Ein Forschungsbericht des Bundes zeigt, dass das Gleichstellungsgesetz nach wie vor nur mangelhaft umgesetzt wird. Eine Mehrheit der Fälle wird zu Ungunsten der klagenden arbeitnehmenden Partei entschieden. Zeit für einen Paradigmenwechsel: Es braucht endlich Lohntransparenz und eine offizielle Behörde, die über die Umsetzung des Gleichstellungsgesetzes wacht!
Es hat sich wenig geändert. Bereits 2005 hatte eine Evaluation des Gleichstellungsgesetzes aufgezeigt, dass dieses nur mangelhaft umgesetzt wird. Für die klagende arbeitnehmende Partei stehen die Erfolgschancen von Verfahren nach Gleichstellungsgesetz inzwischen sogar noch schlechter: Während bis 2004 immerhin 42% der Urteile ganz oder mehrheitlich zu deren Gunsten ausfielen, waren es seither nur noch 37.5%. Und dies nicht, weil die beklagten Diskriminierungen ein Hirngespinst der KlägerInnen wären, sondern weil die Gerichte den Umgang mit dem Gleichstellungsgesetz nach wie vor zu wenig beherrschen. So haben diese etwa diskriminierende Kündigungen oft fälschlicherweise nach Obligationenrecht statt nach Gleichstellungsgesetz abgewickelt - ein Prozedere, dem die Beweislasterleichterung für die Klagenden zum Opfer fiel. Nach Gleichstellungsgesetz müsste die klagende Partei nämlich eine Diskriminierung nur glaubhaft machen, den Gegenbeweis müsste die beklagte Partei antreten - ein wichtiges Mittel im Kampf gegen Diskriminierungen aufgrund des Geschlechts!
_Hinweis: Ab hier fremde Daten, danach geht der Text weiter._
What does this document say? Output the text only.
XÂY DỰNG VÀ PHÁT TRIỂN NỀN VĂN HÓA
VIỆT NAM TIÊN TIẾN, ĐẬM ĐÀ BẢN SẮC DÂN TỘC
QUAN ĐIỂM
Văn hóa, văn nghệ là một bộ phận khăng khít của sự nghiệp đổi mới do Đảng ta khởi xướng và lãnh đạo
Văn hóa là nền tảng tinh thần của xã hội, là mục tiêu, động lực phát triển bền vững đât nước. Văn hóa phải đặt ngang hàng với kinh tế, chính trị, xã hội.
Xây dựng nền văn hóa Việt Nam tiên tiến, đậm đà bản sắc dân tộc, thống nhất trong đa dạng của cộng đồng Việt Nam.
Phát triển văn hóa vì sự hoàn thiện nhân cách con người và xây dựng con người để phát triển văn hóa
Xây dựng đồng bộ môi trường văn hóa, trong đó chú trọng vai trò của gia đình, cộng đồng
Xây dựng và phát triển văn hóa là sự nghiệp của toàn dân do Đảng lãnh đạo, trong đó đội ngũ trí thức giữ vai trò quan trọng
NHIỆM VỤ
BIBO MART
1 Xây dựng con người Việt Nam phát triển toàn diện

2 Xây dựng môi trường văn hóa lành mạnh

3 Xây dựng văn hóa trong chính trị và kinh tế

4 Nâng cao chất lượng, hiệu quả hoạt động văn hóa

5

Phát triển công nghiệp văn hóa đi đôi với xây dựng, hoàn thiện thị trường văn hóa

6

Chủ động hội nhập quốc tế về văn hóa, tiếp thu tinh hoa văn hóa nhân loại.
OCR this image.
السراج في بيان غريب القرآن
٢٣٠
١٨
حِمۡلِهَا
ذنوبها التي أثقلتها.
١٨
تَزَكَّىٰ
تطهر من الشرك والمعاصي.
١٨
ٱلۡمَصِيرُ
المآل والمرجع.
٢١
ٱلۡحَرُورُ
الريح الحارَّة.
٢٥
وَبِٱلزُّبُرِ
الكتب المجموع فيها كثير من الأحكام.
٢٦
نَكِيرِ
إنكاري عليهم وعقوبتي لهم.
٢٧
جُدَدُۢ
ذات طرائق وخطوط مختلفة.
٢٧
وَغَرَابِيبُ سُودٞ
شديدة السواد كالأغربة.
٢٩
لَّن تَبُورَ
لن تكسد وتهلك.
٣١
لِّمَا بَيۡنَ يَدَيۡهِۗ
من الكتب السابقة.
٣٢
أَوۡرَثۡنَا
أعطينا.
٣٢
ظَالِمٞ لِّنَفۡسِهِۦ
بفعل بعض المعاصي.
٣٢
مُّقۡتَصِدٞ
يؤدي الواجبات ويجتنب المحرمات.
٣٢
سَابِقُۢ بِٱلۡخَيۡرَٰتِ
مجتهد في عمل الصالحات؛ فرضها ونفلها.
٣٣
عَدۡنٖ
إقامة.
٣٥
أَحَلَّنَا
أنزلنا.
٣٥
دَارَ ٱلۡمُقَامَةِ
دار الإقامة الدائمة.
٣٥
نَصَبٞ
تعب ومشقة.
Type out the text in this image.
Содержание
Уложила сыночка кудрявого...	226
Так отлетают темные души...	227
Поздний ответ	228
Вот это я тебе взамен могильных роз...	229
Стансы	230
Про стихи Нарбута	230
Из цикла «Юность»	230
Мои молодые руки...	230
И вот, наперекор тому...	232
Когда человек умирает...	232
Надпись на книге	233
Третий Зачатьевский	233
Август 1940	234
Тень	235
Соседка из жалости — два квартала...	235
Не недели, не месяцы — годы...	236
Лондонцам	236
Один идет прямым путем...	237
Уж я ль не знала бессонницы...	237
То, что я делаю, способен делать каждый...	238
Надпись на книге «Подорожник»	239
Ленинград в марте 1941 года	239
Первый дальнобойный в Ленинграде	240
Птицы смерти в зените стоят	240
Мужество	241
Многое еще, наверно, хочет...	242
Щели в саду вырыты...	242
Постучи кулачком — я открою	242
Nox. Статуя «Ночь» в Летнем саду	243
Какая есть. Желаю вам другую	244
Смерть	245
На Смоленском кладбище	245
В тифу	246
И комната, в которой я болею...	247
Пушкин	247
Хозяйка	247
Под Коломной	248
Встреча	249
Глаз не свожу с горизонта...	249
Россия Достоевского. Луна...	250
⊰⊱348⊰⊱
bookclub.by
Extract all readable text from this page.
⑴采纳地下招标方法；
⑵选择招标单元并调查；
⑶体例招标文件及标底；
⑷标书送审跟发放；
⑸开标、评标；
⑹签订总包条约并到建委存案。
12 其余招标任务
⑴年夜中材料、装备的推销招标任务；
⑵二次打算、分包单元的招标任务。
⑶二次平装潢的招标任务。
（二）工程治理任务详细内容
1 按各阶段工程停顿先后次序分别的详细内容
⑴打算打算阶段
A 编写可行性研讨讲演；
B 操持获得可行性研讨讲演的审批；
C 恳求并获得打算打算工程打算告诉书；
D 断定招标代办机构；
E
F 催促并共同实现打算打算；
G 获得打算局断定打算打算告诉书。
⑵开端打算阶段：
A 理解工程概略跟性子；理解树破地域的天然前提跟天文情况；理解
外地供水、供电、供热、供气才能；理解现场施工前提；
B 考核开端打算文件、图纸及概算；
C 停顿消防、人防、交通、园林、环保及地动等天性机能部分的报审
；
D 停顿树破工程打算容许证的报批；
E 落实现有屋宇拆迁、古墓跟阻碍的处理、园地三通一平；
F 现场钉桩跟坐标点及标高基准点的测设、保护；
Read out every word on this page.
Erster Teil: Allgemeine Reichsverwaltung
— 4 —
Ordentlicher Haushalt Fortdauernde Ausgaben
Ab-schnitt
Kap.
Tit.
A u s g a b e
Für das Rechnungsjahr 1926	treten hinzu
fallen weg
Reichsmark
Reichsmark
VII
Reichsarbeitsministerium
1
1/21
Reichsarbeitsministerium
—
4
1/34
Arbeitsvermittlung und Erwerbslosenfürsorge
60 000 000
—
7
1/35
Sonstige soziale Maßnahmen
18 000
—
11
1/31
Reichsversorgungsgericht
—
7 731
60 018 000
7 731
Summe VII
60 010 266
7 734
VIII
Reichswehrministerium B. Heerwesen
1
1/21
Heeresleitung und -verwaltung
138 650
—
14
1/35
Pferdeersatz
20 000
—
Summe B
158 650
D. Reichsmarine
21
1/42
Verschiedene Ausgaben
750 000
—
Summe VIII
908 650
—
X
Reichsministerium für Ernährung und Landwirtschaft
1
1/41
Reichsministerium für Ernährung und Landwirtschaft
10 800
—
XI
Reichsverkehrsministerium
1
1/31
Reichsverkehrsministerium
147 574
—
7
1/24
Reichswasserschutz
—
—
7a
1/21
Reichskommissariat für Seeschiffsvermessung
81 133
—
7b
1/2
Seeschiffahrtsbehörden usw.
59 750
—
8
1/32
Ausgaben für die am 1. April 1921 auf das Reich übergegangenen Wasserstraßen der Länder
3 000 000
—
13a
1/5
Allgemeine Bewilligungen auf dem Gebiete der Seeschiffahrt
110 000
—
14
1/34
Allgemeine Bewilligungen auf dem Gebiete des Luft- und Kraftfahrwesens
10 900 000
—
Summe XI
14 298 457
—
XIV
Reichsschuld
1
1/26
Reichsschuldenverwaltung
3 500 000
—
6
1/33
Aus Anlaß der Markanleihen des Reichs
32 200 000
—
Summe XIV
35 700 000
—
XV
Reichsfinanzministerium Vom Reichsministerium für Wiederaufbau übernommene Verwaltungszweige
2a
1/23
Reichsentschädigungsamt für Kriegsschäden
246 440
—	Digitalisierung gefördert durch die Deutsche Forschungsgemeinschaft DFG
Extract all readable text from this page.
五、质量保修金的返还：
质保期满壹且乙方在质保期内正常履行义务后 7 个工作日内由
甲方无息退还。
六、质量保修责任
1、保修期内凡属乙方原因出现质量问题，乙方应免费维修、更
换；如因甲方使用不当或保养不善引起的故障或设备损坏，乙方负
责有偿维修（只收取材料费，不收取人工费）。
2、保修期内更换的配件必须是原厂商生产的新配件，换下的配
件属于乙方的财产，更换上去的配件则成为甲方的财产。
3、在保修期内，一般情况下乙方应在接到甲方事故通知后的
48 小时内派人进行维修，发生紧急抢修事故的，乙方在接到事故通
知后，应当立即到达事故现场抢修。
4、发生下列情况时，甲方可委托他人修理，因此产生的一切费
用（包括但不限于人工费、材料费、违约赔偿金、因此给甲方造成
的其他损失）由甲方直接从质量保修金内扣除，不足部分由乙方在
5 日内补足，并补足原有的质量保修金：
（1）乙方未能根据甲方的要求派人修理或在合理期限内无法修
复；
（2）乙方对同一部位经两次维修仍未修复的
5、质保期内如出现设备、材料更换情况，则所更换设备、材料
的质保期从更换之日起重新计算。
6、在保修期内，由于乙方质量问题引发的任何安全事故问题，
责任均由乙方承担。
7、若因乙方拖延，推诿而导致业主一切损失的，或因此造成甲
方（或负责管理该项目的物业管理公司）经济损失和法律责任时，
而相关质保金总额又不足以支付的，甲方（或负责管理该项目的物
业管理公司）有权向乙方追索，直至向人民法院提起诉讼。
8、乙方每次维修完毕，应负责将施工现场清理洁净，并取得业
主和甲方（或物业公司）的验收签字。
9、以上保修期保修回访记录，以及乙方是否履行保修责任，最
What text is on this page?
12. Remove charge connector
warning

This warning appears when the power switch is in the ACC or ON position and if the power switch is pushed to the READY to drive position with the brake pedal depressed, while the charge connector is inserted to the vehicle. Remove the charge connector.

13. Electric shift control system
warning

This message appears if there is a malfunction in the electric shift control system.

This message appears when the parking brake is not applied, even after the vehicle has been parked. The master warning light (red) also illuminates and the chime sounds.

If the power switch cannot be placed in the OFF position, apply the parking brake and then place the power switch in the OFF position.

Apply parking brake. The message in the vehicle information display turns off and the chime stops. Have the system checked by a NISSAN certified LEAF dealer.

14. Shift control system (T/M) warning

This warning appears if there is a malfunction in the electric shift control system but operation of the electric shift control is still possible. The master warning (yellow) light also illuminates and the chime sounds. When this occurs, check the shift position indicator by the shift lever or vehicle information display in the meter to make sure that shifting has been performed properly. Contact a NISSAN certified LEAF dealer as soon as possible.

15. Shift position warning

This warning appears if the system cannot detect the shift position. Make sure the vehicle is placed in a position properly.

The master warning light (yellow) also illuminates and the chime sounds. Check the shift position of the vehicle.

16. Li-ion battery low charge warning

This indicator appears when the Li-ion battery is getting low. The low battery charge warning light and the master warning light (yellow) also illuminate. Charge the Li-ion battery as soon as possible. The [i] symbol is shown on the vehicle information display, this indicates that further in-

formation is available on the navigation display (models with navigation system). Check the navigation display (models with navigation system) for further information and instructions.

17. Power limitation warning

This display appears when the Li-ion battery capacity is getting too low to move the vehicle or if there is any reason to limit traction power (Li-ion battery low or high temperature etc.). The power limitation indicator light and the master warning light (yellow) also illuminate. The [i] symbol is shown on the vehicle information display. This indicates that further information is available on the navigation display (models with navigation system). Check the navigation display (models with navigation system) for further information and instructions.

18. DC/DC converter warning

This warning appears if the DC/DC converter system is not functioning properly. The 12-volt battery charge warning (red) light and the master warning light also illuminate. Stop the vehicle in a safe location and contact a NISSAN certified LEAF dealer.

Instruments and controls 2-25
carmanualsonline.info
Besonders stossend ist, dass die verlorenen Klagen die Klägerinnen oft noch Tausende von Franken kosten.
Klagen gegen Rachekündigungen chancenlos
Zu gewinnen gibt es also derzeit mit Klagen nach Gleichstellungsgesetz nur wenig. Wohl aber einen Arbeitsplatz zu verlieren: In 84% der untersuchten Fälle besteht das Arbeitsverhältnis zum Zeitpunkt der Urteilsverkündigung nicht mehr. Wer nicht von selbst geht, erhält oft die Kündigung. Rachekündigungen sind zwar nach Gleichstellungsgesetz verboten, doch die Erfolgsaussichten entsprechender Klagen sind sehr gering: 11 von 12 solcher Klagen scheiterten im untersuchten Zeitraum.
Das Risiko für die einzelnen Arbeitnehmerinnen ist kleiner bei Verbandsklagen, die von Gewerkschaften und anderen Organisationen eingereicht werden. Verbandsklagen sind Feststellungsklagen, die Behebung der festgestellten Diskriminierung müssen trotzdem die Betroffenen einklagen, wenn die beklagten Arbeitgeber nicht von sich aus handeln. Kein Wunder, hat sich der Anteil der Verbandsklagen seit 2005 mehr als halbiert.
Mehr diskriminierende Kündigungen
Geändert hat sich seit 2005 vor allem die unrühmliche Rangliste der geltend gemachten Diskriminierungen: Damals war die Lohndiskriminierung Spitzenreiterin, gefolgt von sexueller Belästigung und erst an dritter Stelle diskriminierenden Kündigungen. Seit 2005 nun hat sich der Anteil letzterer auf einen Drittel verdoppelt, und sie stehen gemeinsam mit der Lohndiskriminierung an der Spitze der geltend gemachten Diskriminierungen. Die Hälfte dieser diskriminierenden Kündigungen sind eine Reaktion der Arbeitgeber auf Schwangerschaft und Mutterschaft. Das ist nicht tolerierbar.
Gleichstellungsgesetz revidieren
12 Jahre nach der ersten Evaluation des Gleichstellungsgesetzes zeigt auch die aktuelle Analyse, dass das Gesetz zwar ein wichtiger Fortschritt ist, seine Umsetzung aber eklatante Mängel hat. Die AutorInnen schliessen mit Empfehlungen für einen wirksamen Schutz vor Diskriminierung. Sie fordern etwa Lohntransparenz, behördliche Kontrollen der Umsetzung, eine Stärkung des Verbandsklagerechts sowie Schulungen für RichterInnen, Schlichtungsbehörden und AnwältInnen. Für viele dieser Forderungen setzen sich die Gewerkschaften schon lange ein - nun ist es an der Politik, mit der Revision des Gleichstellungsgesetzes endlich Nägel mit Köpfen zu machen!